図3: モノクロマチック・物質密度画像の均一性
また、被ばくについての検討は図4に示す。GSI Xtreamにより得られる画像は、通常CT検査と同じ線量において、同等画質を示しており、従来プロトコル(Single Energy)と同じ被ばく線量でデュアルエナジー撮影が可能になった。当院では、従来プロトコルが既に低被ばく撮影設定されているので、「低被ばくデュアルエナジー撮像が可能になった」と言える。
図4: 従来線量下における画像SD被ばく
画像再構成時間に関しては大きなイノベーションが見られた。一般的にデュアルエナジーの画像再構成は時間がかかり、臨床ルーチン化の1つ障壁になっているが、GSI Xtreamでは、2500画像を58秒という驚異的なスピードで画像再構成を行うことが可能なため、ルーチンでGSIを撮像しても臨床現場に全く支障をきたさないことが確認できた。
GSI Xtream 臨床使用
実際のGSI Xtream臨床画像を2例紹介する。
図5は、肝転移画像の比較で、以前使用していた16列CTとDiscovery CT750 HDでのシングルエナジー撮像画像、そしてRevolution CTのGSI Xtream 撮像画像を示したものである。GSI Xtream は低濃度コントラストの描出が優れている印象であり、前述したアーチファクト、ノイズ対策の恩恵が得られる部分である。
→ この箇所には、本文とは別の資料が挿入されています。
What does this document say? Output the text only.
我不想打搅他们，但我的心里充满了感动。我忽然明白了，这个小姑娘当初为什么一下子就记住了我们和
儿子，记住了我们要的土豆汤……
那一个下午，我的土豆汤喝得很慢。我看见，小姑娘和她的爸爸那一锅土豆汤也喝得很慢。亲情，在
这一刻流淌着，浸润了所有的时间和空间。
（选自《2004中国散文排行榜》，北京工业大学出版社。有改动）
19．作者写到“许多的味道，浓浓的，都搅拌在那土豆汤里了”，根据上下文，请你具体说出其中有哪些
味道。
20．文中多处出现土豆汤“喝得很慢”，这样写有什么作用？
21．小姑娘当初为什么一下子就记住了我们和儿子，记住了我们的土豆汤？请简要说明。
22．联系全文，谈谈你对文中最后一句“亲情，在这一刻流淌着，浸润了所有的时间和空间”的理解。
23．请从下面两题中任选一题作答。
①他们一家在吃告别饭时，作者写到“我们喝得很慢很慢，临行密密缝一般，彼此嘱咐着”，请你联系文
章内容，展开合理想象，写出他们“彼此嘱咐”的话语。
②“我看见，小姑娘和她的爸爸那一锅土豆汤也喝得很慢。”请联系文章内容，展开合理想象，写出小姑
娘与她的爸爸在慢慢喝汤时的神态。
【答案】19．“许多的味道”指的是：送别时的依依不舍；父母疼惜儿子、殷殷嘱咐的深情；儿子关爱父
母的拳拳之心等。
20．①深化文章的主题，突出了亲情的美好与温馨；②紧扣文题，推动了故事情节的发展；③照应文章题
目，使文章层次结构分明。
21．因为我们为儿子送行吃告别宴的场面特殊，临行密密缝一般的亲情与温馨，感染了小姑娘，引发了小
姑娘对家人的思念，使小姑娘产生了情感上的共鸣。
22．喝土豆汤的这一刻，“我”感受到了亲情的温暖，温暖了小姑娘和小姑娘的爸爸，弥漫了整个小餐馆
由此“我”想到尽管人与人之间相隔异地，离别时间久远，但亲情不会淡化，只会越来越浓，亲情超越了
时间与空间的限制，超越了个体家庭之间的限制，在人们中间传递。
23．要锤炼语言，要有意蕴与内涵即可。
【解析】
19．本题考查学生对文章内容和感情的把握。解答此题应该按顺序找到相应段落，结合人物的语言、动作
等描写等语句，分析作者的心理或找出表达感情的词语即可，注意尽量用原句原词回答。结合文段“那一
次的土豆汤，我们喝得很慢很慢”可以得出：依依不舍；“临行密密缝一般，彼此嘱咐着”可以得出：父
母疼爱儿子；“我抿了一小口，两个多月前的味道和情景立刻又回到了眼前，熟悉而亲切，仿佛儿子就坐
図5: GSI Xtreamで撮影された臨床画像 1
図6は肝ダイナミック撮影を行ったシングルエナジー画像とGSIXtream画像の比較である。
肝実質に注目するとGSI Xtreamでは特に均質な印象を受ける。また、デュアルエナジーとシングルエナジーで被ばくはほとんど変わらないということも注目すべき点である。
図6: GSI Xtreamで撮影された臨床画像 2
このように、モノクロマティック画像によりヨードコントラストが増強され、かつS/N、アーチファクトには問題ない画質を、低被ばくで得ることができており、前述した「Single Energy CTでも得られる画像を一層効果的に応用すること」を、現実として享受できている。
最後に
GSI Xtreamの登場により、デュアルエナジーがより身近な存在となった。被ばくが問題にならず、撮影から画像再構成までスループットが全く落ちないためすべての臨床検査に応用可能である。また、出力される画像の均一性が高く正確な定量が期待できる。
今後は新たな画像表示・新たな定量化も検討していきたい。